Clean growth as driver for investment
Among the many challenges facing projects that aim at deep industrial decarbonisation, one potential opportunity was also highlighted by industry stakeholders: if investment in decarbonisation could lead to increased market competitiveness and be associated with growth, this would be a more powerful driver for investment compared to cost-cutting. This is especially so when the avoided costs originate from policy (e.g. the carbon cost) and is even more relevant in the context of mature industries facing limited growth prospects, or perhaps even operating in markets that are already contracting.
6.5 Considerations around a possible hybrid pathway
It was noted at the start of this chapter that a hybrid pathway, where certain sites electrify their processes while others switch to hydrogen, should deliver a similar level of decarbonisation to the Electrification and Hydrogen pathways. What is more, a hybrid has the potential do so more cost effectively. However, it is not possible to determine a priori which pathway would be preferable for each site or sector, since multiple factors that are beyond the scope of this study would need to be assessed (in addition to cost, which was previously discussed). Some of the factors with the greatest impact on whether a site would opt to electrify or switch to hydrogen are:
- Infrastructure availability: the availability of sufficient spare capacity at the local electricity substation could make electrification cheaper and faster than is considered here. The prior development of a suitable hydrogen distribution channel serving the area where a site operates would instead be essential for switching to hydrogen.
- Technology availability: there may not always be a choice for investment in low-carbon technologies, especially for investments made before the hydrogen supply chain ramps up; in this case electrification would be the only viable option, unless site operators and investors have a high confidence that relevant hydrogen appliances are going to be available within a reasonable timeframe.
- Technical characteristics: it was already noted in Section 4.2.3 that certain technologies may be more operationally disruptive than others, and the full impact that emerging technologies have on the quality of industrial products may only become clearer in the next stages of development.

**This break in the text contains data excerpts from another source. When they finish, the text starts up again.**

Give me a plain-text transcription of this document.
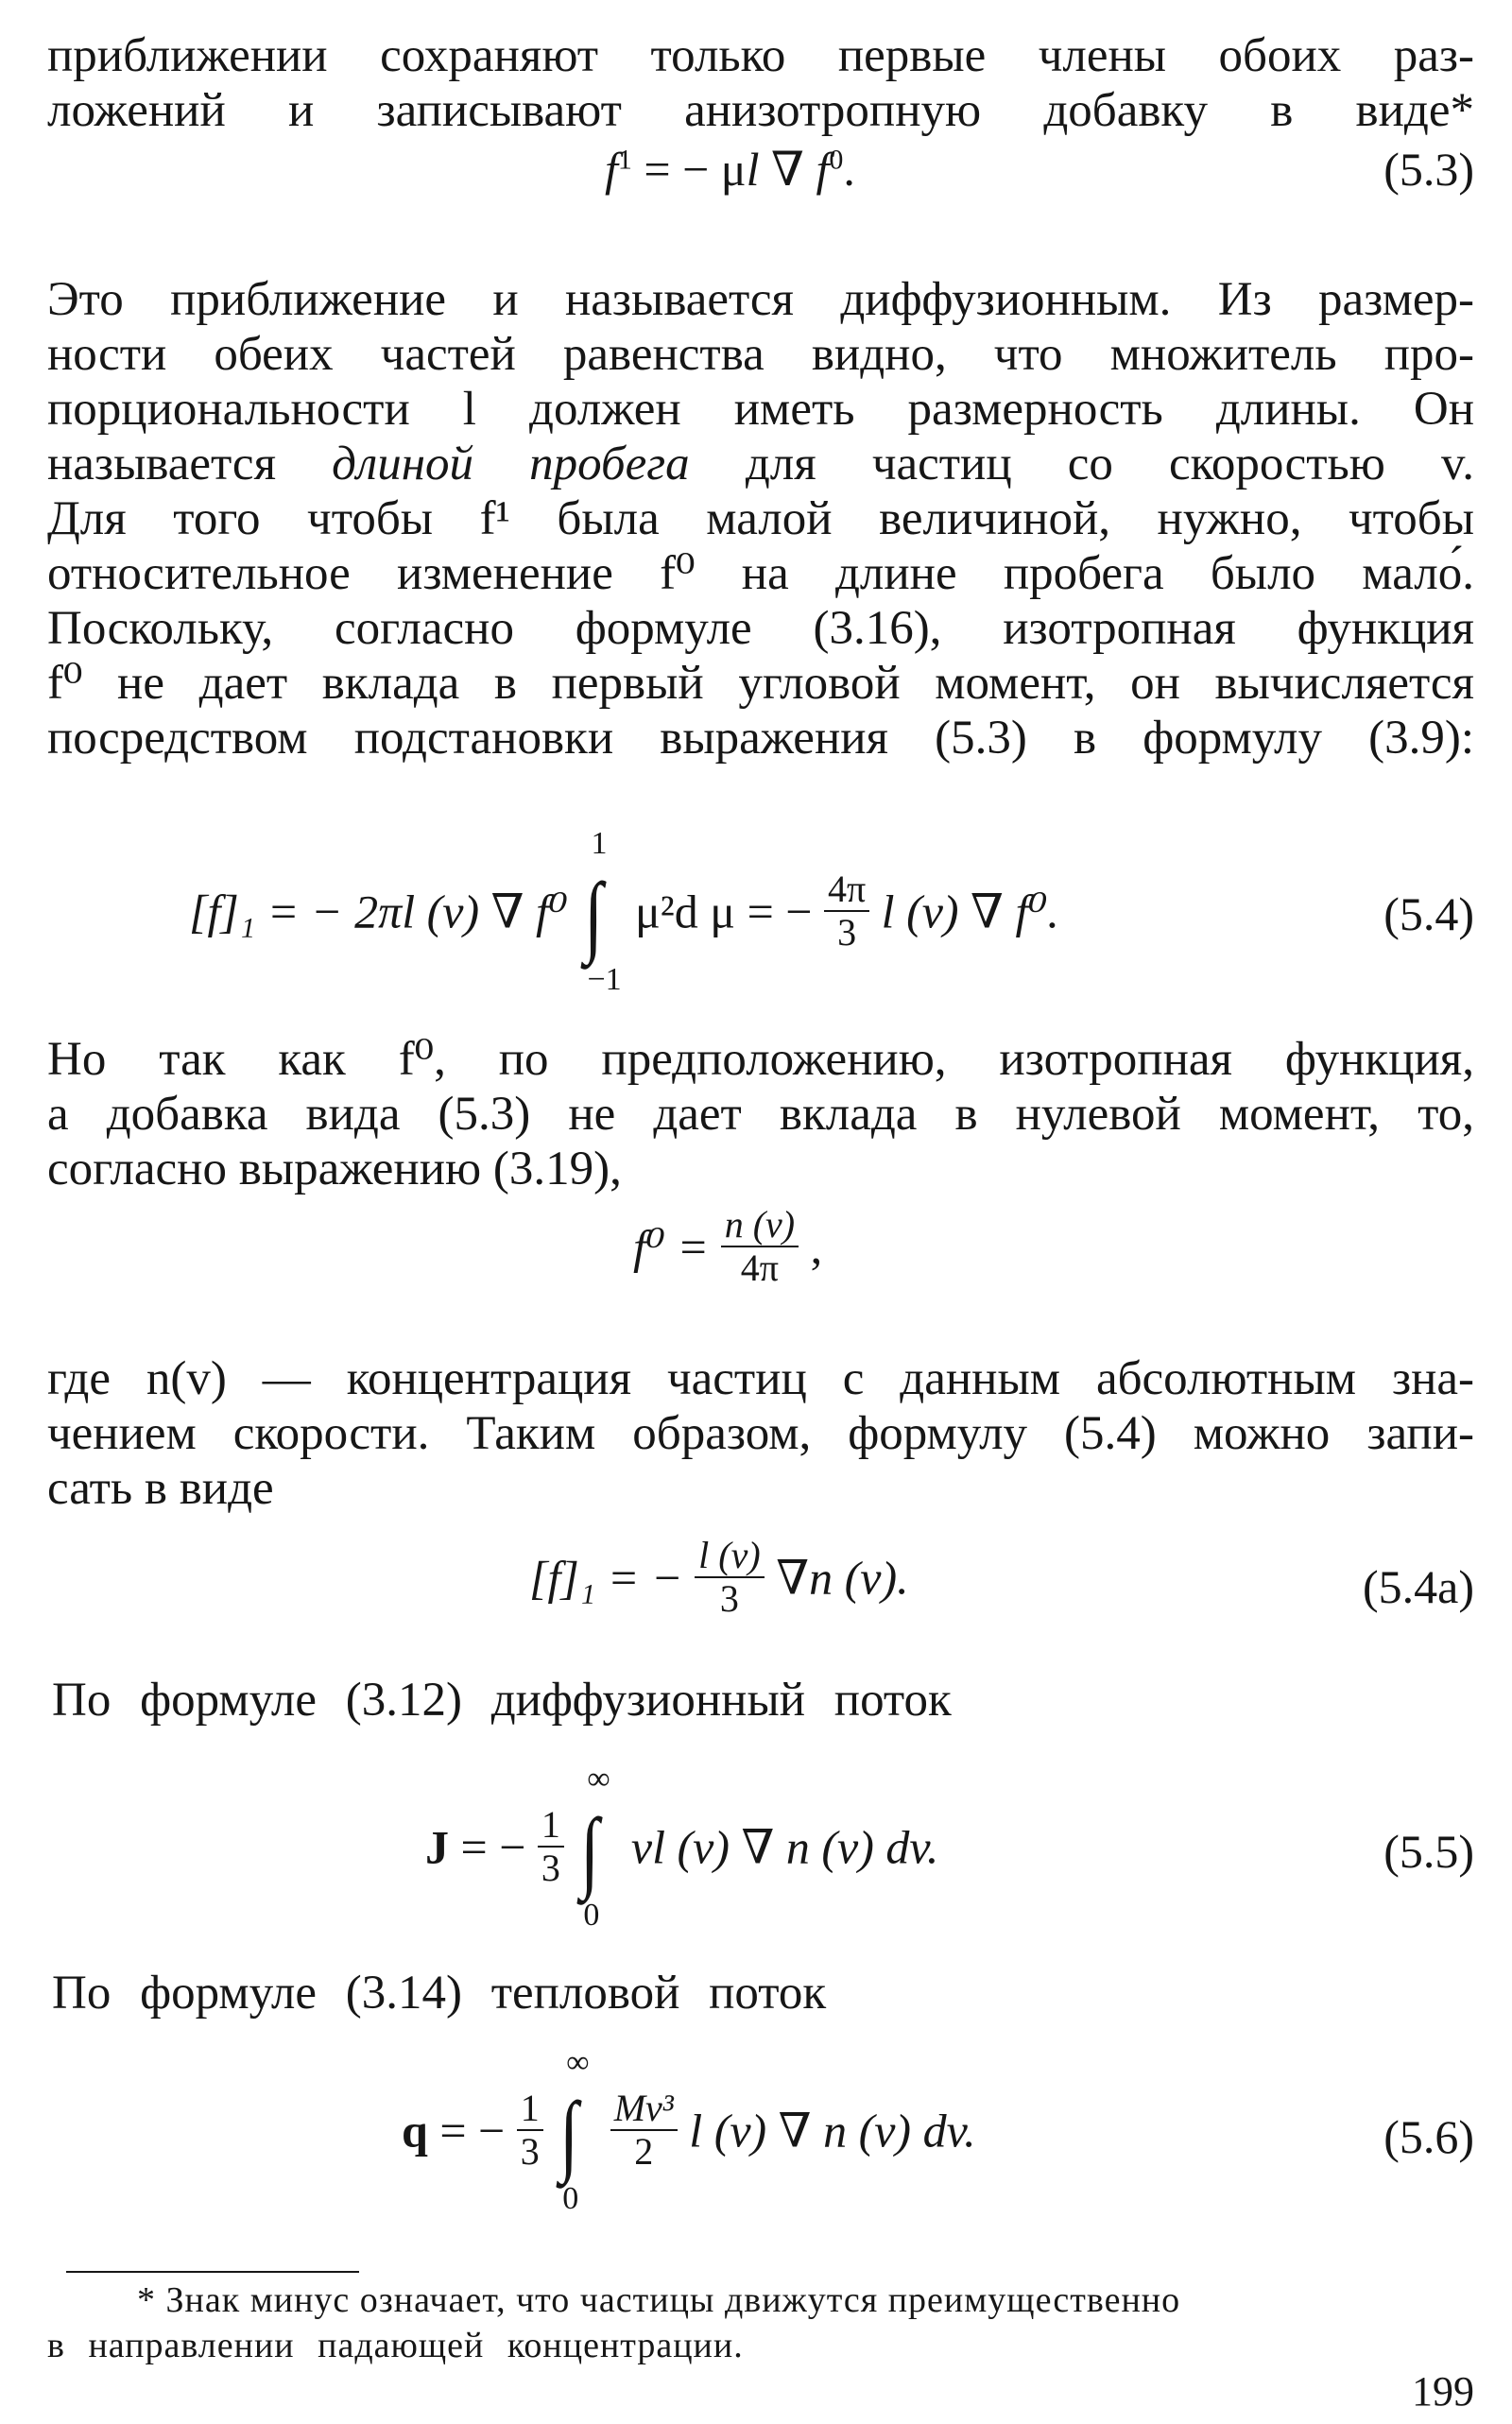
приближении сохраняют только первые члены обоих раз-
ложений и записывают анизотропную добавку в виде*
$f^1$ = − μl ∇ $f^0$.	(5.3)
Это приближение и называется диффузионным. Из размер-
ности обеих частей равенства видно, что множитель про-
порциональности l должен иметь размерность длины. Он
называется длиной пробега для частиц со скоростью v.
Для того чтобы f¹ была малой величиной, нужно, чтобы
относительное изменение f⁰ на длине пробега было мало́.
Поскольку, согласно формуле (3.16), изотропная функция
f⁰ не дает вклада в первый угловой момент, он вычисляется
посредством подстановки выражения (5.3) в формулу (3.9):
[f]₁ = − 2πl (v) ∇ f⁰ ∫
1
−1
μ²d μ = − $\frac{4\pi}{3}$ l (v) ∇ f⁰.	(5.4)
Но так как f⁰, по предположению, изотропная функция,
а добавка вида (5.3) не дает вклада в нулевой момент, то,
согласно выражению (3.19),
$f^0 = \frac{n (v)}{4\pi}$ ,
где n(v) — концентрация частиц с данным абсолютным зна-
чением скорости. Таким образом, формулу (5.4) можно запи-
сать в виде
[f]₁ = − $\frac{l (v)}{3} \nabla n$ (v).	(5.4a)
По формуле (3.12) диффузионный поток
J = − $\frac{1}{3}$
∫
∞
0
vl (v) ∇ n (v) dv.	(5.5)
По формуле (3.14) тепловой поток
q = − $\frac{1}{3}$
∫
∞
0

$\frac{\text{Mv³}}{2}$ l (v) ∇ n (v) dv.	(5.6)
* Знак минус означает, что частицы движутся преимущественно
в направлении падающей концентрации.
199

If so, this might strongly influence whether a site chooses hydrogen or electrification.
- Retrofitting potential: the possibility of retrofitting natural gas appliances to work with hydrogen might not only reduce the cost of fuel switching but it might also allow it to happen more rapidly, since site operators need not wait until the end of an appliance's useful life to convert it.
It is clear that analysis of these and other factors on a site-by-site basis would be necessary to judge the relative merits of different decarbonisation pathways. However, the analysis and stakeholder feedback presented above contain several important possibilities around the likely feature of a future hybrid pathway:
- Some sites will use a mix of technologies. This is likely going to be true for the cement industry (see page 35) and is also considered to be the preferred pathway for the Scotch Whisky subsector, where hydrogen could have an essential role in meeting the peaks in energy demand which heat pumps would find hard to meet.
- Electrification can in many cases start now. For appliances needing replacement in the next 5-8 years, electrification would represent a safe way to decarbonise. For this to happen, policy support would need to be offered ahead of time to make this a cost-effective, competitive option.
- In the context of CHP plants, electrification implies that these plants would be dismantled and replaced by a mix of grid connection, electric boiler, and heat pumps (see Section 4.2.1). Hence, the only way for the CHP plant to continue operating would be to switch to hydrogen or deploy CCUS.
- A preference for hydrogen was expressed by operators of processes with very high heat demands who are sceptical around the ability of the electricity grid to meet their demands. More analysis would be required to assess this.
In conclusion, it is noted that the results presented in the preceding sections provide sufficient information to evaluate the cost and infrastructure requirements for a potential hybrid pathway, which will necessarily lie somewhere in-between those estimated for the Electrification and Hydrogen pathway.